Submitted by Elliott on Wed, 12/03/2008 - 19:48.
For those of you keeping an ear to the movement ground, here are two new calls that have just started circulating online. The first is a call for submissions to an upcoming conference, and the second is a call to action against the U.S. war machine. Put together, they point to new developments in the strategic thinking of anti-authoritarian movement, and a growing inclination toward militancy and direct action.
The first call began circulating on listservs and websites a week-ish ago, and encourages people to submit proposals for a gathering in Baltimore called The City From Below. A conference "geared towards discussion and participation," The City From Below will draw together activists and researches from across the region to share knowledge and strategies for urban social movement. I think it's a great moment for such a conference, and just what we need 'round these parts.
As the gathering's website says, the city is a place "where theory meets practice, where the neighborhood organizes against global capitalism, where unequal divisions based on race and class can be mapped out block by block and contested, where the micropolitics of gender and sexual orientation are subject to metropolitan rearticulation, where every corner is a potential site of resistance and every vacant lot a commons to be reclaimed, and, most importantly, a place where all our diverse struggles and strategies have a chance of coming together into something greater." I couldn't have said it better myself.
With the low-intensity war called gentrification suddenly sputtering in NYC, it's time to begin strategizing and hitting back! Kudos to folks from Red Emma's bookstore, the Indypendent Reader, campbaltimore and the Campaign for a Better Baltimore for picking up on the vibe and organizing around it. Proposals for The City From Below are due by January 30th at the latest.
The second call appeared online last week, and also pertains to a March 2009 event. In this case, a group of anarchist and anti-authoritarian organizers in the Midwest are calling on movement groups to participate in a summit-style protest on the 6th anniversary of the beginning of the Iraq War. And get this: their target is the largest small arms manufacturing plant in the world.
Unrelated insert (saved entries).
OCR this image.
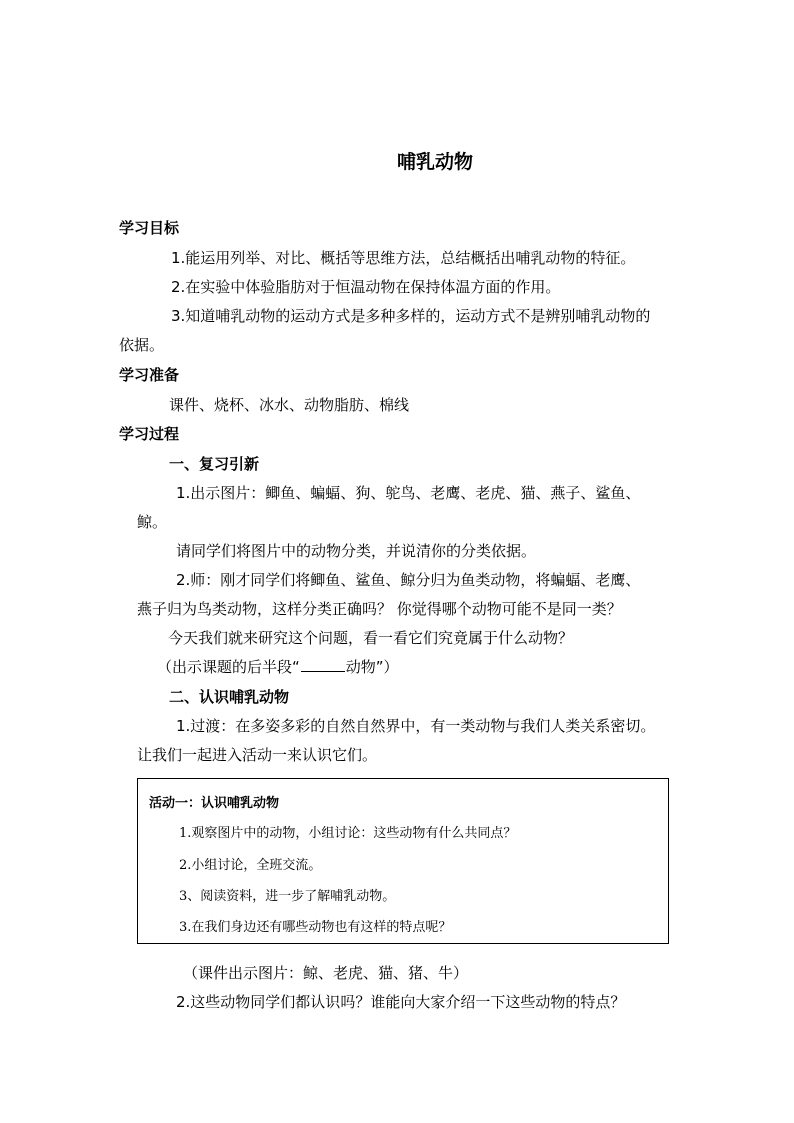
哺乳动物
学习目标
1.能运用列举、对比、概括等思维方法，总结概括出哺乳动物的特征。
2.在实验中体验脂肪对于恒温动物在保持体温方面的作用。
3.知道哺乳动物的运动方式是多种多样的，运动方式不是辨别哺乳动物的
依据。
学习准备
课件、烧杯、冰水、动物脂肪、棉线
学习过程
一、复习引新
1.出示图片：鲫鱼、蝙蝠、狗、鸵鸟、老鹰、老虎、猫、燕子、鲨鱼、
鲸。
请同学们将图片中的动物分类，并说清你的分类依据。
2.师：刚才同学们将鲫鱼、鲨鱼、鲸分归为鱼类动物，将蝙蝠、老鹰、
燕子归为鸟类动物，这样分类正确吗？ 你觉得哪个动物可能不是同一类？
今天我们就来研究这个问题，看一看它们究竟属于什么动物？
（出示课题的后半段“	动物”）
二、认识哺乳动物
1.过渡：在多姿多彩的自然自然界中，有一类动物与我们人类关系密切。
让我们一起进入活动一来认识它们。
活动一：认识哺乳动物
1.观察图片中的动物，小组讨论：这些动物有什么共同点？
2.小组讨论，全班交流。
3、阅读资料，进一步了解哺乳动物。
3.在我们身边还有哪些动物也有这样的特点呢？
（课件出示图片：鲸、老虎、猫、猪、牛）
2.这些动物同学们都认识吗？谁能向大家介绍一下这些动物的特点？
Located in Western Missouri, the Lake City Army Ammunition Plant produces about 90% of the small arms ammo used by the U.S. military on a given day. It's a sprawling facility encompassing 458 buildings spread over 3,935 acres, with a workforce of nearly 16,500 people from the surrounding area. Organizers want to confront this artery of empire using horizontal organizing structures like those deployed at the Democratic and Republican National Convention protests this fall. (Their call is one of several that have begun using the Unconventional Action networks to coordinate new actions--in this case, "stopping the war at the point of production.")
While the Midwest organizers are aiming big, they're also keeping their feet planted in reality. Their communique cautions, "no one should have delusions of grandeur or the intention to “shut it down”. However, if enough pressure is applied, and shipments are disrupted over a long enough period of time—there may be success in permanently stopping production." That's good advice, drawn from counter-recruitment and port mobilization campaigns that have made real, and realistic, impacts on the U.S. war machine.
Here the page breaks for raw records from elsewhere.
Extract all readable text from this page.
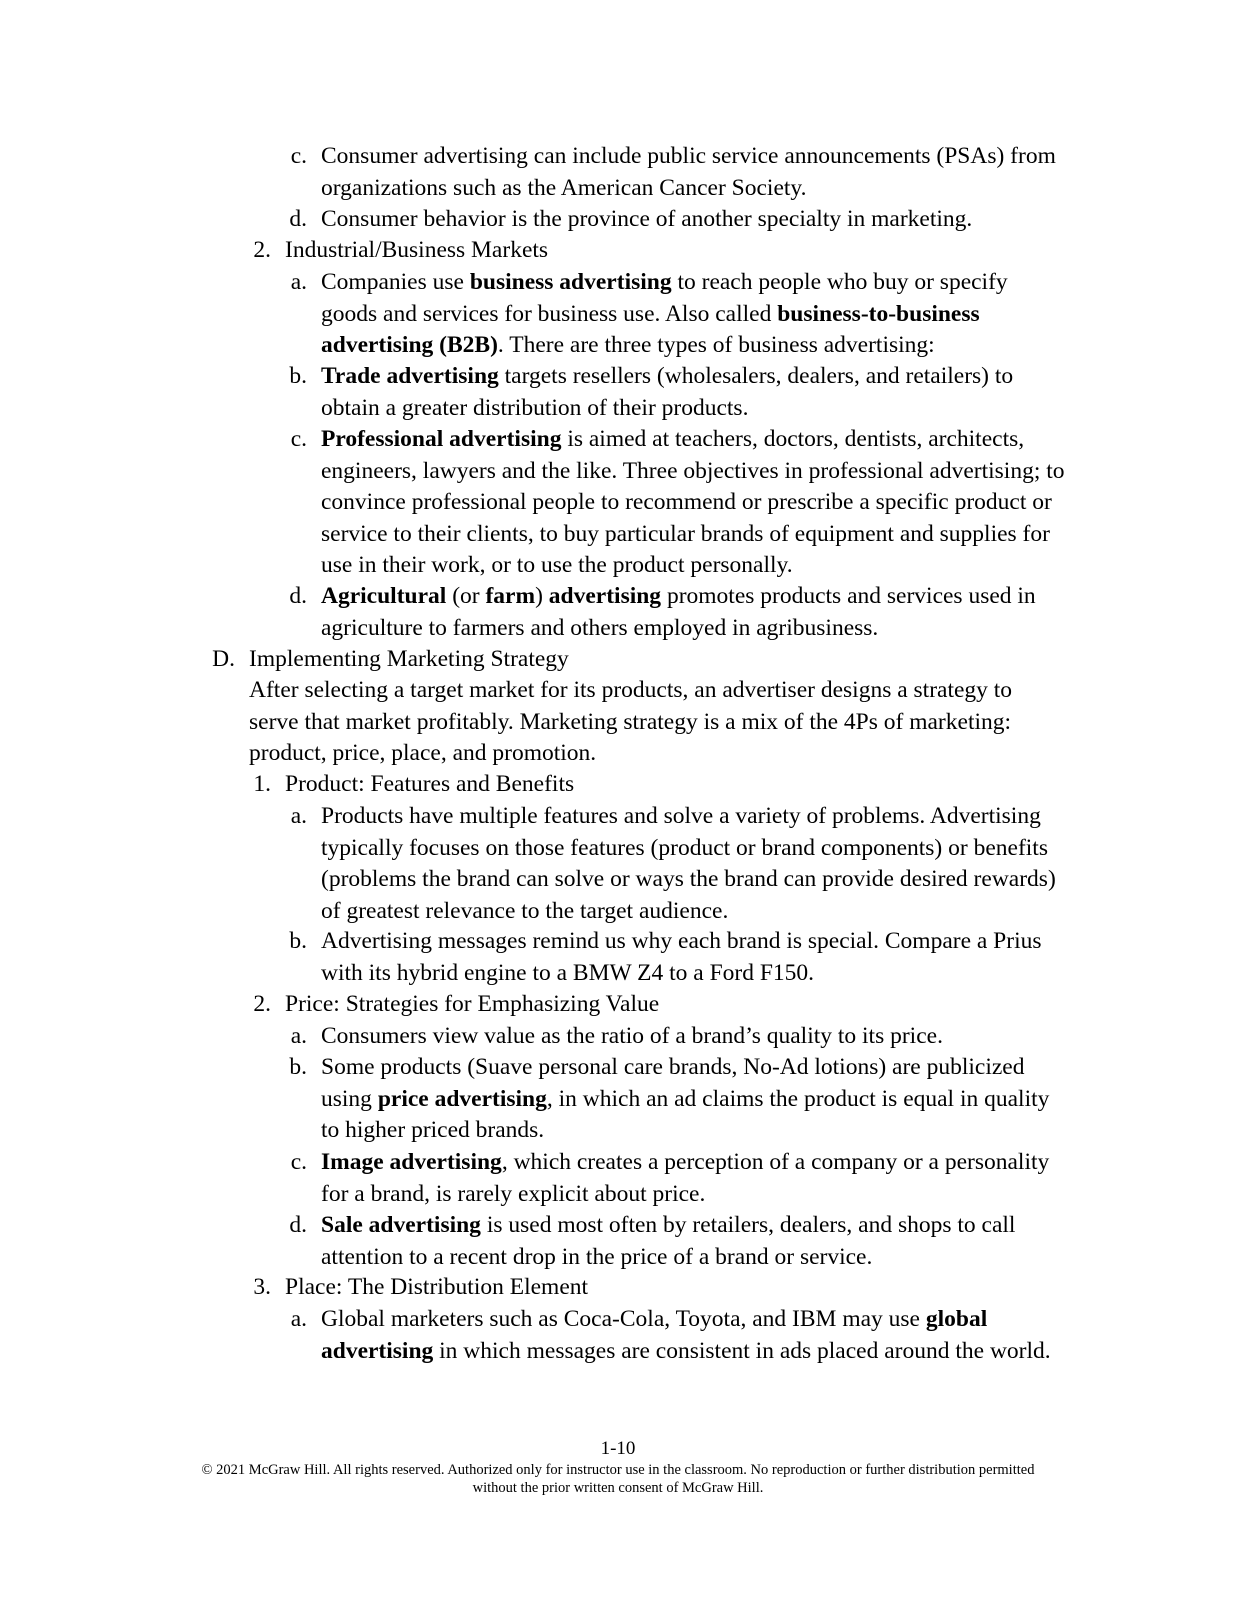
c. Consumer advertising can include public service announcements (PSAs) from organizations such as the American Cancer Society.
d. Consumer behavior is the province of another specialty in marketing.
2. Industrial/Business Markets
a. Companies use business advertising to reach people who buy or specify goods and services for business use. Also called business-to-business advertising (B2B). There are three types of business advertising:
b. Trade advertising targets resellers (wholesalers, dealers, and retailers) to obtain a greater distribution of their products.
c. Professional advertising is aimed at teachers, doctors, dentists, architects, engineers, lawyers and the like. Three objectives in professional advertising; to convince professional people to recommend or prescribe a specific product or service to their clients, to buy particular brands of equipment and supplies for use in their work, or to use the product personally.
d. Agricultural (or farm) advertising promotes products and services used in agriculture to farmers and others employed in agribusiness.
D. Implementing Marketing Strategy
After selecting a target market for its products, an advertiser designs a strategy to serve that market profitably. Marketing strategy is a mix of the 4Ps of marketing: product, price, place, and promotion.
1. Product: Features and Benefits
a. Products have multiple features and solve a variety of problems. Advertising typically focuses on those features (product or brand components) or benefits (problems the brand can solve or ways the brand can provide desired rewards) of greatest relevance to the target audience.
b. Advertising messages remind us why each brand is special. Compare a Prius with its hybrid engine to a BMW Z4 to a Ford F150.
2. Price: Strategies for Emphasizing Value
a. Consumers view value as the ratio of a brand’s quality to its price.
b. Some products (Suave personal care brands, No-Ad lotions) are publicized using price advertising, in which an ad claims the product is equal in quality to higher priced brands.
c. Image advertising, which creates a perception of a company or a personality for a brand, is rarely explicit about price.
d. Sale advertising is used most often by retailers, dealers, and shops to call attention to a recent drop in the price of a brand or service.
3. Place: The Distribution Element
a. Global marketers such as Coca-Cola, Toyota, and IBM may use global advertising in which messages are consistent in ads placed around the world.
1-10
© 2021 McGraw Hill. All rights reserved. Authorized only for instructor use in the classroom. No reproduction or further distribution permitted
without the prior written consent of McGraw Hill.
I find both of these calls daring and strategic, and I think they raise the bar for social movement in the U.S. The City From Below aims at building movements that can grapple with the complexities of contemporary urban life, while the Disrupt Lake City action aims to reinvigorate an impotent, moralistic and largely symbolic antiwar movement with horizontal direct action tested recently in the streets. Put together, these calls indicate that anarchists and anti-authoritarians are generating new strategies and tactics to confront the acknowledged and unacknowledged wars pervading our society. Get ready, y'all: it's gonna be a busy spring.